In a carefully controlled metabolic study in adult humans where salt intake was changed, we quantified the relationship between the change in salt intake and the subsequent change in fluid consumption.2 A study in 10 074 free-living individuals across the world showed an identical relationship between usual salt and fluid intake.2 Our analysis of the National Diet and Nutrition Survey data set showed that, in free-living children in Great Britain, the same relationship held true.3 There is, therefore, no doubt that, in humans, like other mammals, salt is a major drive to thirst, a reduction in salt intake will reduce the amount of fluid consumed, and, if part of this fluid is in the form of soft drinks, they will be reduced proportionately.
In relation to her other points, there is no evidence in the National Diet and Nutrition Survey publication that the volume of water used as a dilutant was double counted.4 The sugar content of soft drinks does vary greatly and, even in diluted soft drinks, the sugar content can be as high as 33.4 g per soft drink (250 mL). Our assumption that 1 sugar-sweetened soft drink contained 26.5 g of sugar was based on a soft drink that is commonly consumed by children. This may have introduced a bias in estimating the amount of calories that could be reduced with salt reduction, but this does not alter the quantitative relationship between salt intake and sugar-sweetened soft drink consumption. Randomized trials have shown that even a small reduction in soft drink consumption, eg, by 1.5 soft drinks per week for 1 year, which is less than what would occur with halving children’s salt intake, has a significant effect on childhood obesity.5
Many correlations may be found in dietary surveys; however, they need to be interpreted in the light of other evidence, a point that Gibson1 seems to have ignored.

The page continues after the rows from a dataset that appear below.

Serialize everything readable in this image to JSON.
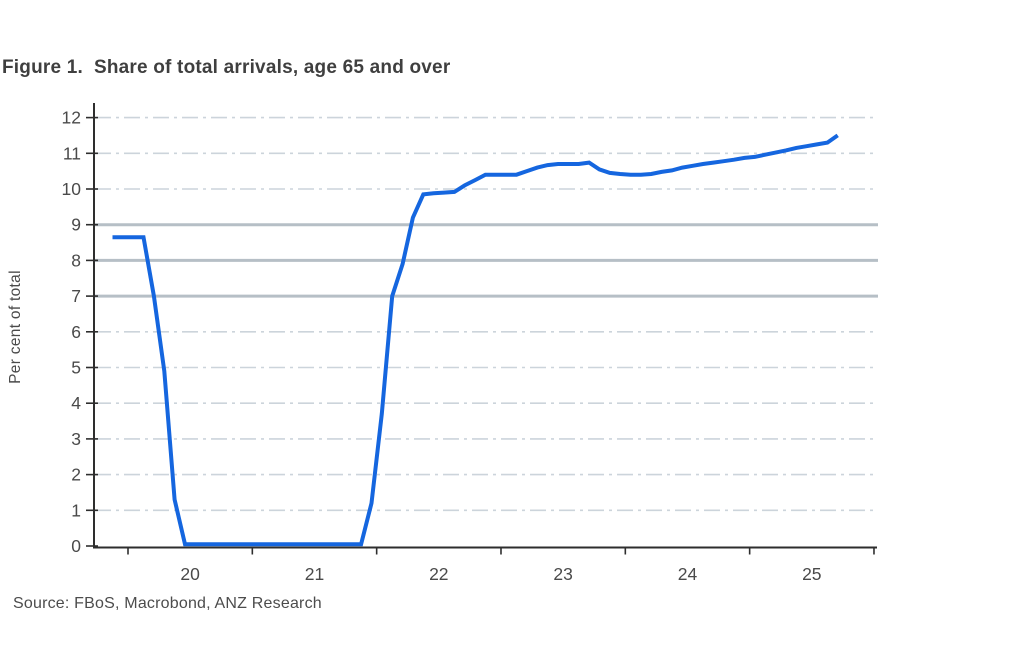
{
  "figure": {
    "title": "Figure 1.  Share of total arrivals, age 65 and over",
    "source": "Source: FBoS, Macrobond, ANZ Research"
  },
  "style": {
    "background": "#ffffff",
    "line_color": "#1566df",
    "grid_dashed_color": "#ccd4db",
    "grid_solid_color": "#b6bfc6",
    "axis_color": "#2e2e2e",
    "tick_label_color": "#4a4a4a",
    "title_color": "#3f3f3f",
    "source_color": "#4c4c4c"
  },
  "chart_data": {
    "type": "line",
    "title": "Figure 1. Share of total arrivals, age 65 and over",
    "xlabel": "",
    "ylabel": "Per cent of total",
    "ylim": [
      0,
      12
    ],
    "ytick_interval": 1,
    "ytick_labels": [
      "0",
      "1",
      "2",
      "3",
      "4",
      "5",
      "6",
      "7",
      "8",
      "9",
      "10",
      "11",
      "12"
    ],
    "xtick_labels": [
      "20",
      "21",
      "22",
      "23",
      "24",
      "25"
    ],
    "x_year_boundaries": [
      2020,
      2021,
      2022,
      2023,
      2024,
      2025,
      2026
    ],
    "grid": "horizontal dash-dot light gray; solid heavier gray at 7, 8 and 9",
    "legend_position": "none",
    "solid_grid_levels": [
      7,
      8,
      9
    ],
    "series": [
      {
        "name": "Share of total arrivals, age 65 and over",
        "color": "#1566df",
        "frequency": "monthly",
        "x": [
          "2019-11",
          "2019-12",
          "2020-01",
          "2020-02",
          "2020-03",
          "2020-04",
          "2020-05",
          "2020-06",
          "2020-07",
          "2020-08",
          "2020-09",
          "2020-10",
          "2020-11",
          "2020-12",
          "2021-01",
          "2021-02",
          "2021-03",
          "2021-04",
          "2021-05",
          "2021-06",
          "2021-07",
          "2021-08",
          "2021-09",
          "2021-10",
          "2021-11",
          "2021-12",
          "2022-01",
          "2022-02",
          "2022-03",
          "2022-04",
          "2022-05",
          "2022-06",
          "2022-07",
          "2022-08",
          "2022-09",
          "2022-10",
          "2022-11",
          "2022-12",
          "2023-01",
          "2023-02",
          "2023-03",
          "2023-04",
          "2023-05",
          "2023-06",
          "2023-07",
          "2023-08",
          "2023-09",
          "2023-10",
          "2023-11",
          "2023-12",
          "2024-01",
          "2024-02",
          "2024-03",
          "2024-04",
          "2024-05",
          "2024-06",
          "2024-07",
          "2024-08",
          "2024-09",
          "2024-10",
          "2024-11",
          "2024-12",
          "2025-01",
          "2025-02",
          "2025-03",
          "2025-04",
          "2025-05",
          "2025-06",
          "2025-07",
          "2025-08",
          "2025-09"
        ],
        "values": [
          8.65,
          8.65,
          8.65,
          8.65,
          7.0,
          4.9,
          1.3,
          0.05,
          0.05,
          0.05,
          0.05,
          0.05,
          0.05,
          0.05,
          0.05,
          0.05,
          0.05,
          0.05,
          0.05,
          0.05,
          0.05,
          0.05,
          0.05,
          0.05,
          0.05,
          1.2,
          3.7,
          7.0,
          7.9,
          9.2,
          9.85,
          9.88,
          9.9,
          9.92,
          10.1,
          10.25,
          10.4,
          10.4,
          10.4,
          10.4,
          10.5,
          10.6,
          10.67,
          10.7,
          10.7,
          10.7,
          10.74,
          10.55,
          10.45,
          10.42,
          10.4,
          10.4,
          10.42,
          10.48,
          10.52,
          10.6,
          10.65,
          10.7,
          10.74,
          10.78,
          10.82,
          10.87,
          10.9,
          10.96,
          11.02,
          11.08,
          11.15,
          11.2,
          11.25,
          11.3,
          11.5
        ]
      }
    ]
  }
}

For instance, she claims that, in the National Diet and Nutrition Survey, salt reduction is associated with a decrease in fruit and vegetable consumption, but randomized trials have shown that salt reduction does not have such an effect.
Our results do have significant public health implications, because almost all children have salt intakes far in excess of their need, and in most developed countries childhood obesity has reached epidemic proportions. A reduction in population salt intake, which can easily be made by slowly reducing the amounts of salt added to food by the food industry, will cause a reduction in soft drink consumption and, thereby, a decrease in obesity. Additionally a reduction in salt intake lowers blood pressure in children,6 which is likely to prevent the development of high blood pressure in later life. Both high blood pressure and obesity are important independent risk factors for cardiovascular disease, the leading cause of death and disability worldwide. A lower salt intake starting in childhood would, therefore, have a significant impact on reducing the appalling burden of cardiovascular disease later in life.
Gibson S. Response to salt intake is related to soft drink consumption in children and adolescents: a link to obesity? Hypertension. 2008; 51: e54.
He FJ, Markandu ND, Sagnella GA, MacGregor GA. Effect of salt intake on renal excretion of water in humans. Hypertension. 2001; 38: 317–320.
He FJ, Marrero NM, MacGregor GA. Salt intake is related to soft drink consumption in children and adolescents: a link to obesity? Hypertension. 2008; 51: 629–634.
Gregory J, Lowe S, Bates CJ, Prentice A, Jackson L, Smithers G, Wenlock R, Farron M. National Diet and Nutrition Survey: Young People Aged 4 to 18 Years. Volume 1: Report of the Diet and Nutrition Survey. London, United Kingdom: The Stationery Office; 2000.
James J, Thomas P, Cavan D, Kerr D. Preventing childhood obesity by reducing consumption of carbonated drinks: cluster randomised controlled trial. BMJ. 2004; 328: 1237–1241.
He FJ, MacGregor GA. Importance of salt in determining blood pressure in children: meta-analysis of controlled trials. Hypertension. 2006; 48: 861–869.